“Ain’t No Mo’” is a Ravishing Bouquet of Blackness
The revolutionary power of Black joy takes center stage in the Broadway debut of Jordan E. Cooper’s ravishing play, Ain’t No Mo.’ Much like its 2019 production at the Public Theater, this uproariously gut-punching transfer posits a world wherein every Black person in the United States is offered a one-way ticket to Africa.
Far from flattening out Black identity as a monolith, over the course of six specific vignettes, Cooper thoroughly illustrates the multitudes of Blackness. What unites his sui generis characters is that they lead with undefeated fervor that is wrapped in love and inspired by humor.
In Ain’t No Mo’, that is true whether the characters are cackling profanely from a church pulpit, sassily shepherding passengers to safety, fighting to terminate a life, shucking and recognizing their complicity on reality television, burying themselves in the sunken place, or coming to terms with the possibilities of freedom.
Cooper is featured between scenes as Ain’t No Mo’s focal point, during which he plays Peaches―a statuesque drag queen who ribs passengers about Black stereotypes, such as the proclivity for lateness and stubbornness. In these moments, Peaches addresses the audience directly as if they were attendants of a drag brunch performance, minus the bottomless mimosas.
Under Stevie Walker-Webb’s generous direction, it becomes clear that Peaches is a response to the white slavers who began kidnapping Africans over 500 years ago. Rather than whip us into submission, she flirts with and teases us until we are eager to board the transcontinental ride to supposed freedom. That seduction game reveals a major tenet of this production―dealing with the consequences of one’s actions and acknowledging that moving in one direction means leaving something behind.
That is most clear during a visit with a bourgeois family who discover that their father buried his and their Blackness in their cellar, in order to attain wealth. When that Black spirit (played by Crystal Lucas-Perry with an all-the-awards-winning energy) appears, rather than risk being discovered or embracing who they could be, they repeatedly murder her. Interestingly, though their actions felt horrible to me, it was clear that Cooper wrote the scene without derision for wealthy Black people. Rather the scene functions as a bicameral Rorschach test, wherein people who agree with doing whatever it takes to succeed in white society will feel absolved, if not understood.

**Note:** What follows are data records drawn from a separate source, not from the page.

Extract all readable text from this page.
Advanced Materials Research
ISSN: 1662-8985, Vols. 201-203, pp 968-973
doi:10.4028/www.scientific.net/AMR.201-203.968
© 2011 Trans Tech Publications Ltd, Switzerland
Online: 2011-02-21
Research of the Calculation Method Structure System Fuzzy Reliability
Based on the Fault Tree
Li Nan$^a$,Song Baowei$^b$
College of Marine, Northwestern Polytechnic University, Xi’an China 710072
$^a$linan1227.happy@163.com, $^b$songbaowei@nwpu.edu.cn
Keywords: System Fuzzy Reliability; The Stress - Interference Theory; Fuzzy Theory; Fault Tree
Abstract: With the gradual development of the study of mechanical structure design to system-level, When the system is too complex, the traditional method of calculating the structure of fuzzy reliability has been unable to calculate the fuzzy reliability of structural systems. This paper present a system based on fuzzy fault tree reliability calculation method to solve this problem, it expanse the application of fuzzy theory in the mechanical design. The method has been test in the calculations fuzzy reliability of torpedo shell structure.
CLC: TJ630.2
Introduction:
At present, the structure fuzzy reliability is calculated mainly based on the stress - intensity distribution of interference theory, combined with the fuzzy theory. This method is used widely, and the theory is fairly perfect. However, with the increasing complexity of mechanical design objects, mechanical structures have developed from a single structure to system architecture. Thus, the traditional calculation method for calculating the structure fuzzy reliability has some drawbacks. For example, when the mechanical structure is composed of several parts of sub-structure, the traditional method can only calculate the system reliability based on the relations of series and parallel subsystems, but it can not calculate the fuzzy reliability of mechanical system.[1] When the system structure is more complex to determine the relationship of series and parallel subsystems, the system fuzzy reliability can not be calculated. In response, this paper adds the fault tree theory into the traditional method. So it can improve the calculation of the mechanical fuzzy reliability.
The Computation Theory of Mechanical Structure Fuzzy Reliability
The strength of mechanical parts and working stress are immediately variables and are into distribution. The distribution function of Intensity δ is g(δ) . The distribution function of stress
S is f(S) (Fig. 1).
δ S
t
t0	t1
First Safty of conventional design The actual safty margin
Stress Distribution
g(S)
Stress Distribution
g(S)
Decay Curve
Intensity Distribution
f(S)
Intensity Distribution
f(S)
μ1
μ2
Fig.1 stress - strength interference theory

That’s what makes Ain’t No Mo’ so compelling. Cooper and Walker-Webb consider all sides of an argument in each scenario so that one isn’t entirely sure whether their neighbors are in agreement regarding what is right or bad.
Though many critics have described the play as a farce or camp, as a Black man, I consider it a realistic documentary of being Black in this American life, through a comic lens. Much like Jordan Peele’s film documentary of being Black in New England, Get Out.
Cooper returns to the theme of selling out with an evisceration of the Real Housewives franchise, during which wealthy Black performers realize that their cooning for the coin has empowered “transracial” imitators―such as Rachel Dolezal or the many white academic “experts” of Black scholarship―to prostitute warped versions of the culture. In this instance, Rachonda (Shannon Matesky in a show-stopping coup of brilliant buffoonery) reveals to her complicit fictional castmates that commodifying your culture means inviting the world to devour you.
But the most meaningful scene comments on the carceral system. In another stand-out performance, Lucas-Perry plays a stoic and withdrawn prisoner who is on the brink of being released so that she can participate in the exodus. But when it is time to collect her belongings, she demands that the time she was lost, that she can never reclaim, be returned to her. It’s a quiet performance that suddenly blazes forward only to vanish into a sinkhole as the prisoner finally lets go and decides to take a chance on possibly being disappointed again.
Lucas-Perry has already impressed audiences with her leading performance in the revival of 1776―which she departed early in order to participate in Ain’t No Mo.’ Though all of her castmates are stellar, in these moments she reveals herself to be an entire constellation of luminosity.
Cooper takes us home with a devastating final performance as Peaches who learns that even though she has gotten everyone to safety, no one bothered to make sure that she made it. While attempting to collect a beautifully designed bag that is filled with Black glory, a series of spectacular effects―that must be seen to be believed―erupt across the stage.
This sequence has numerous interpretations but ends with the sacrifice of a Black queer person. Cooper leaves us with a salient critique of anyone who calls for Black unity but fails to make space for the multiple possibilities that exist within Blackness.